Bei zahlreichen Demonstrationen unterschiedlichster Gruppierungen zu unterschiedlichen Themen spielen die Situation der Kurd*innen, die Verbotspolitik der Bundesregierung und die Kriegspolitik der Türkei, eine Rolle. Es gibt auch mehr nichtkurdische Aktivist*innen, die wegen des Zeigens von PKK- oder YPG/YPJ-Symbolen strafrechtlich verfolgt werden.
Für den Repressionsapparat jedenfalls wirkt eine solche Zusammenarbeit wie ein „rotes Tuch“, das zerschnitten werden muss. Dagegen müssen wir unsere Solidarität setzen und uns den Spaltungsversuchen widersetzen. Deshalb ist es wichtig, Gemeinsamkeiten zu finden und diese offensiv zu vertreten. Kontinuierliche Anstrengungen auf beiden Seiten ist hierfür Voraussetzung. Ich möchte optimistisch sein.
Was machst du gerne in deiner Freizeit?
Wann immer möglich, Fahrradfahren. Und: Ich habe einen Mini-Garten und eine relativ große Terrasse, beides mit vielen Blumen und Pflanzen – die wollen geliebt und gepflegt werden. Und natürlich: Bücher. Ich lese derzeit den 600 seitigen Roman „Exil der frechen Frauen“, in dem es um die Lebenswege von drei Frauen in den 1920er/1930er Jahren, unter anderem Olga Benario, und ihren Widerstand gegen den Faschismus geht. Sehr empfehlenswert. Parallel dazu habe ich den dokumentarischen Roman „Olga“ gelesen, der in der dt. Fassung Ende 1989 erschienen ist.

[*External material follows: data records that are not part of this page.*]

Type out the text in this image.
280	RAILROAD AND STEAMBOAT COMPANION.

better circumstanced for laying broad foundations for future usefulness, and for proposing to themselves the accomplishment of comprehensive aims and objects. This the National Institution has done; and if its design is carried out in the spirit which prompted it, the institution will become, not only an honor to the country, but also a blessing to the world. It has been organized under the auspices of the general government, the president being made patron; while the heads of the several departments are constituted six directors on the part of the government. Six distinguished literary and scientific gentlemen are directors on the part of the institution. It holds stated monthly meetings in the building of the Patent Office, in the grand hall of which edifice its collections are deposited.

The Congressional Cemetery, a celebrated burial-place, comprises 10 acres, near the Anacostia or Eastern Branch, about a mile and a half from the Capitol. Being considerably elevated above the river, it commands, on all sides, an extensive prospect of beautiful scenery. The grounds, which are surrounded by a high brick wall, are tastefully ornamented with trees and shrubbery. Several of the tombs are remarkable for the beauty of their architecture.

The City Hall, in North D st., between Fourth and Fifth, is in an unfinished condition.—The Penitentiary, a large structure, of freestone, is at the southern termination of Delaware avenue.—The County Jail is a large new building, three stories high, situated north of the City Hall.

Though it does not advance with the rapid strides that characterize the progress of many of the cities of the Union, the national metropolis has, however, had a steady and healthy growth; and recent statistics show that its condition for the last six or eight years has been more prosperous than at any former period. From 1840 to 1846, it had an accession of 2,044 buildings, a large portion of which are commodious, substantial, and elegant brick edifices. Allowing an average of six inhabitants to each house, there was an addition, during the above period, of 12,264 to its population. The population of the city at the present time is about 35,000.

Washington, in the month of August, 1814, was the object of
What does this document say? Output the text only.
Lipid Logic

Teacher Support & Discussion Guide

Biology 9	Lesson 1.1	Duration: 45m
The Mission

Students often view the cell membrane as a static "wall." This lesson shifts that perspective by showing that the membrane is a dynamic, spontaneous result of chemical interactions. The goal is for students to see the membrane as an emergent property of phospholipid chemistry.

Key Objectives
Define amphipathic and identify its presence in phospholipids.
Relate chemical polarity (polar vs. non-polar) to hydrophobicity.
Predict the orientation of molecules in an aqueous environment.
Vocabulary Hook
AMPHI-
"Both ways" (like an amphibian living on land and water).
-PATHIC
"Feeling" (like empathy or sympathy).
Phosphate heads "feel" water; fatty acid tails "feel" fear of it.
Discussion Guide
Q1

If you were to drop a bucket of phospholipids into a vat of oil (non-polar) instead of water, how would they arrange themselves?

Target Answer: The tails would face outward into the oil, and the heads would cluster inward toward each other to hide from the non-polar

Ich interessiere mich „natürlich“ für Kunst, insbesondere die Malerei. Und Musik – von Klassik, Beethoven und Tschaikowsky, über Bob Dylan, Reggae, Rhythm & Blues, Rap und guten Rock.
Manchmal ist alles zu viel für einen Tag. Aktuell hat mir mein Arzt für 18 Monate Rehasport verordnet und das mache ich an zwei Tagen in der Woche. Ich muss gestehen: ich habe sehr viel Spaß daran.
Zum Schluss möchte ich sagen, dass mir die Arbeit bei AZADÎ für die Kurd*innen und mit ihnen sehr wichtig ist. Trotz der vielen Zumutungen und Widerstände gehen die kurdischen Freund*innen ihren Weg, der Mut, Beharrlichkeit und viel Kraft erfordert.
Solange die zahlreich bestehenden Probleme nicht gelöst sind, mit denen sie durch die deutsche Politik konfrontiert sind, ist ein solidarisches Engagement alternativlos.